Montesquieu hätte sich nicht einfallen lassen, Personen aus ein und
derselben Gruppe, etwa dem Adel, gleichzeitig die Exekutive und die
Mitwirkung an der Gesetzgebung anzuvertrauen. Er betont mehrfach, daß
nicht nur eine Einzelperson keinesfalls Einfluß auf mehr als eine Staatsgewalt
gleichzeitig haben darf, sondern daß auch ein und dieselbe Personengruppe
nicht mehrere Staatsbefugnisse besetzen dürfe: "Alles wäre verloren, wenn
ein und derselbe Mann bzw. die gleiche Körperschaft entweder der Mächtigen
oder der Adligen oder des Volkes alle drei Machtvorkommen ausübte".
Als negatives Beispiel schildert Montesquieu die Situation
in den italienischen Republiken seiner Zeit: "Die gleiche Beamtenschaft
hat als Ausführer der Gesetze alle die Befugnisse, die sie sich als Gesetzgeber
selbst verliehen hat. Sie vermag den Staat durch ihren Willen zu verheeren.
Da sie auch noch die richterliche Gewalt innehat, vermag sie jeden Bürger
durch ihre Sonderbeschlüsse zugrundezurichten. Alle Befugnisse bilden
hier eine einzige. Obwohl hier keine äußere Pracht einen despotischen Herrscher
verrät, bekommt man ihn auf Schritt und Tritt zu spüren."
"Der Despotismus der modernen
Demokratie hat einen anderen Charakter, er ist viel weitergehender und
sanfter und erniedrigt die Menschen, ohne sie zu quälen."
Der "Despotismus der Vielen" war in
Montesquieus "Augen nicht viel besser als die Despotie des Einen".

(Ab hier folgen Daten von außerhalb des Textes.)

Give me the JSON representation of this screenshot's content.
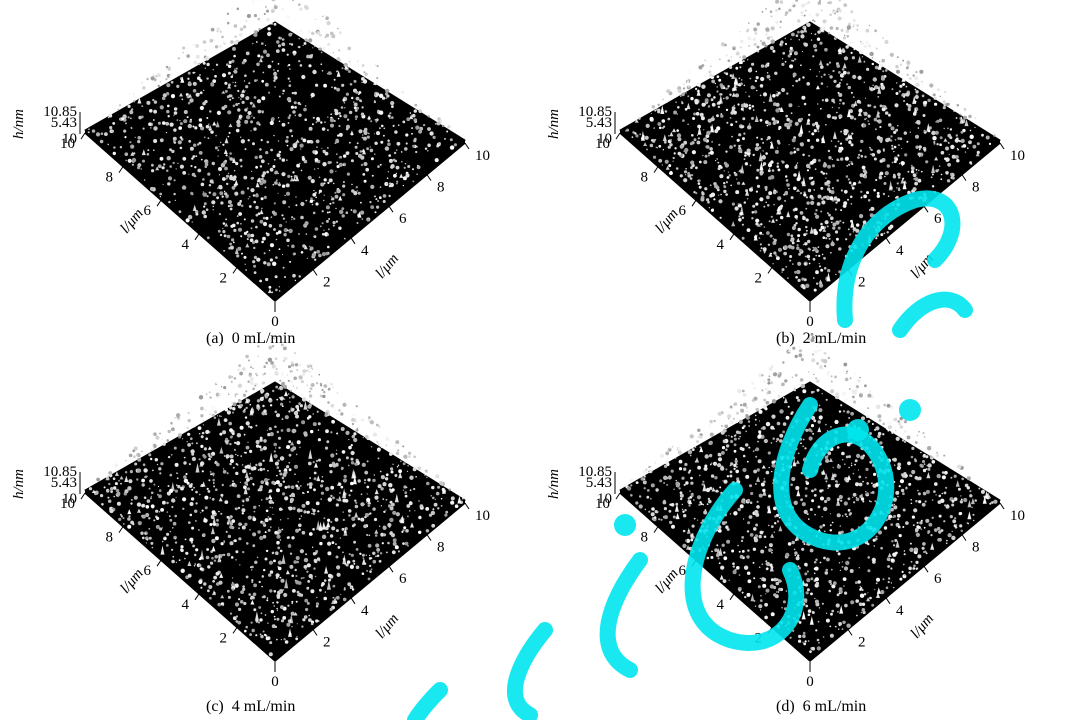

Diesen Beobachtungen entspricht weitgehend der
politische Alltag der Bundesrepublik und markiert eine der beiden entscheidenden
Einbruchstellen des Parteienstaats in die gewaltenteilende Verfassungsordnung,
die deshalb, jedenfalls im klassischen Sinne, nicht mehr funktioniert. Dem
englischen Vorbild folgend sind die gesetzgebende Gewalt und die
Spitze der Exekutive in Bund und Ländern nämlich in doppelter Weise miteinander
verschmolzen:
Zum einen wird nach Art.63 und 67 GG der Kanzler vom Bundestag
gewählt und kann von ihm jederzeit durch einen anderen ersetzt werden.

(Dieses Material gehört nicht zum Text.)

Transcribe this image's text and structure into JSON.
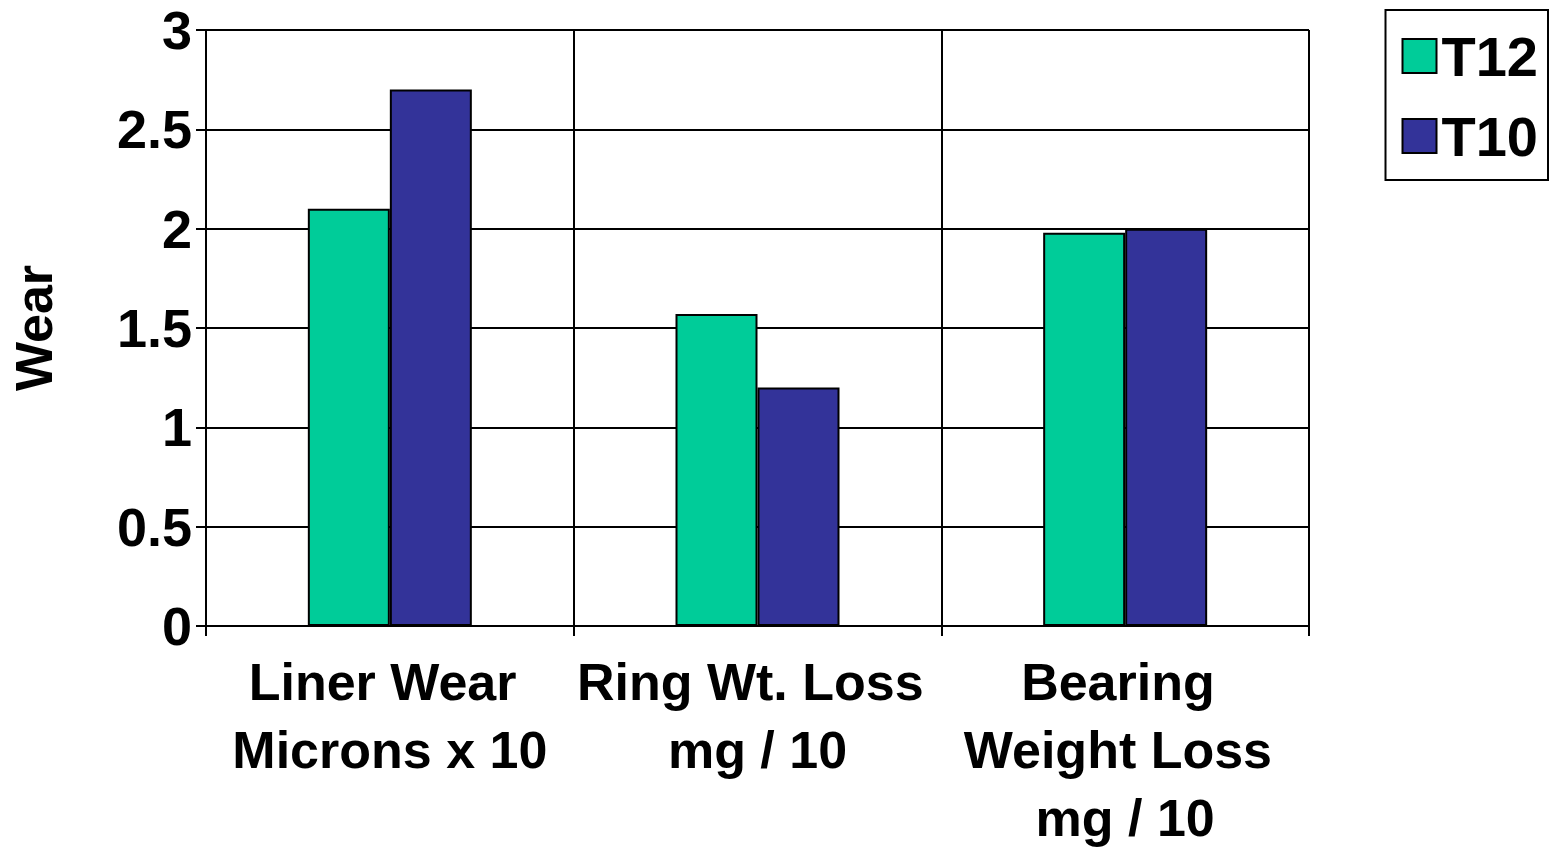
{
  "chart_data": {
    "type": "bar",
    "ylabel": "Wear",
    "categories": [
      "Liner Wear Microns x 10",
      "Ring Wt. Loss mg / 10",
      "Bearing Weight Loss mg / 10"
    ],
    "series": [
      {
        "name": "T12",
        "color": "#00cc99",
        "values": [
          2.1,
          1.57,
          1.98
        ]
      },
      {
        "name": "T10",
        "color": "#333399",
        "values": [
          2.7,
          1.2,
          2.0
        ]
      }
    ],
    "ylim": [
      0,
      3
    ],
    "yticks": [
      0,
      0.5,
      1,
      1.5,
      2,
      2.5,
      3
    ],
    "grid": true,
    "legend": "top right"
  }
}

Durch diesen Zustand ist die Bundesregierung (Art.62 GG) technisch auf die
Funktion eines Parlamentsausschusses beschränkt. Da auch der Kanzler
selbst - nicht zwangsläufig rechtlich, aber praktisch - Parlamentsmitglied
ist, rechtfertigt sich für dieses Regierungssystem der Begriff Parlamentsregierung. Dieses parlamentarische Regierungssystem ist nicht zu verwechseln
mit der parlamentarischen Demokratie.
Der erste Begriff ist eine extreme Unterform
des zweiten. Es widerspricht der Lehre von der Gewaltenteilung und verzerrt
diese bis zur Unkenntlichkeit.
Hier ist das Volk nicht, wie in der monarchischen
Regierungsform, durch einen König repräsentiert; es ist auch nicht als
handelnde politische Einheit - demokratisch - mit sich selbst identisch;
vielmehr ist die Herrschaft des Parlaments im Prinzip ein Fall von
Aristokratie, oder, in der entarteten Gestalt, eine Oligarchie.

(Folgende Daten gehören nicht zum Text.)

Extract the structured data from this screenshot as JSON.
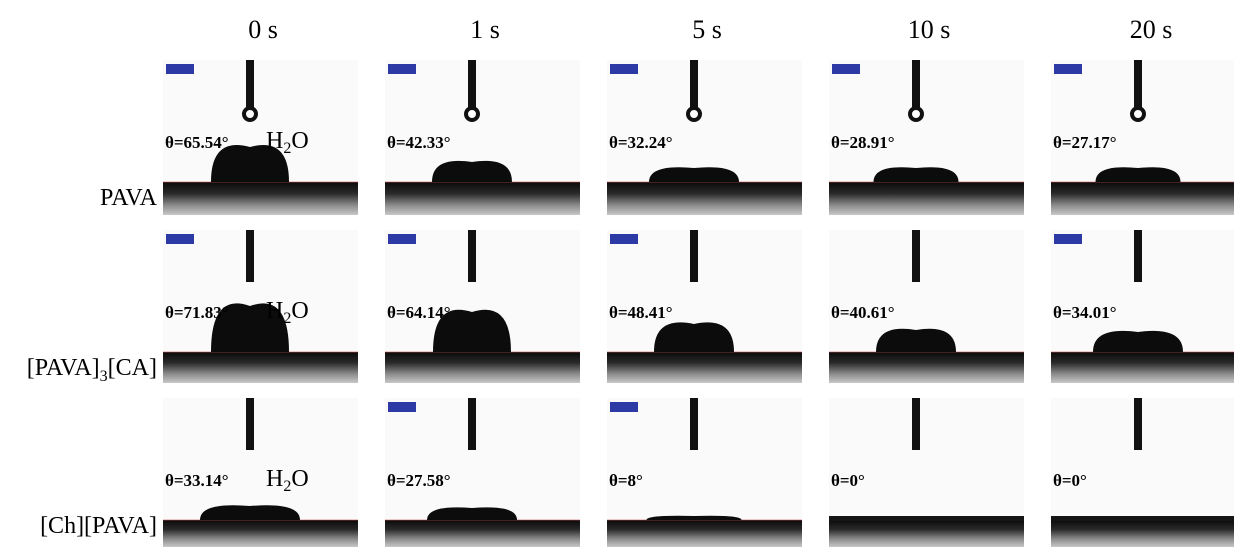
{
  "header": {
    "columns": [
      "0 s",
      "1 s",
      "5 s",
      "10 s",
      "20 s"
    ]
  },
  "annotation": {
    "parts": [
      "H",
      "2",
      "O"
    ]
  },
  "rows": [
    {
      "label_parts": [
        "PAVA"
      ],
      "angles": [
        "θ=65.54°",
        "θ=42.33°",
        "θ=32.24°",
        "θ=28.91°",
        "θ=27.17°"
      ]
    },
    {
      "label_parts": [
        "[PAVA]",
        "3",
        "[CA]"
      ],
      "angles": [
        "θ=71.83°",
        "θ=64.14°",
        "θ=48.41°",
        "θ=40.61°",
        "θ=34.01°"
      ]
    },
    {
      "label_parts": [
        "[Ch][PAVA]"
      ],
      "angles": [
        "θ=33.14°",
        "θ=27.58°",
        "θ=8°",
        "θ=0°",
        "θ=0°"
      ]
    }
  ]
}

Wenn die Exekutive von der Legislative
abhängig ist, besteht die Gewaltentrennung nur dem Namen nach und erfüllt ihren
Zweck nicht.
Zum anderen sind Exekutive und Legislative dadurch machtmäßig
verbunden, daß sie beide unter dem beherrschenden Einfluß einer Partei
oder Parteienkoalition stehen und keine selbständigen Entschlüsse zu
fassen pflegen. Regierung und Bundestag werden heute faktisch aus der
Parteizentrale der Mehrheitspartei oder der Koalitionsrunde ferngelenkt,
was jede Gewaltenteilung zur bloßen Fiktion werden läßt.
Nach der bürgerlichen Ideologie des Liberalismus soll eine
Balance auch innerhalb des Parlaments erforderlich sein.
Davon kann im Parteienstaat aber keine Rede
sein, weil im wesentlichen dieselben, durch die 5%-Klausel unter sich bleibenden
Kräfte im wesentlichen homogen sind. Durch die verbindende Klammer der Mehrheitspartei(en)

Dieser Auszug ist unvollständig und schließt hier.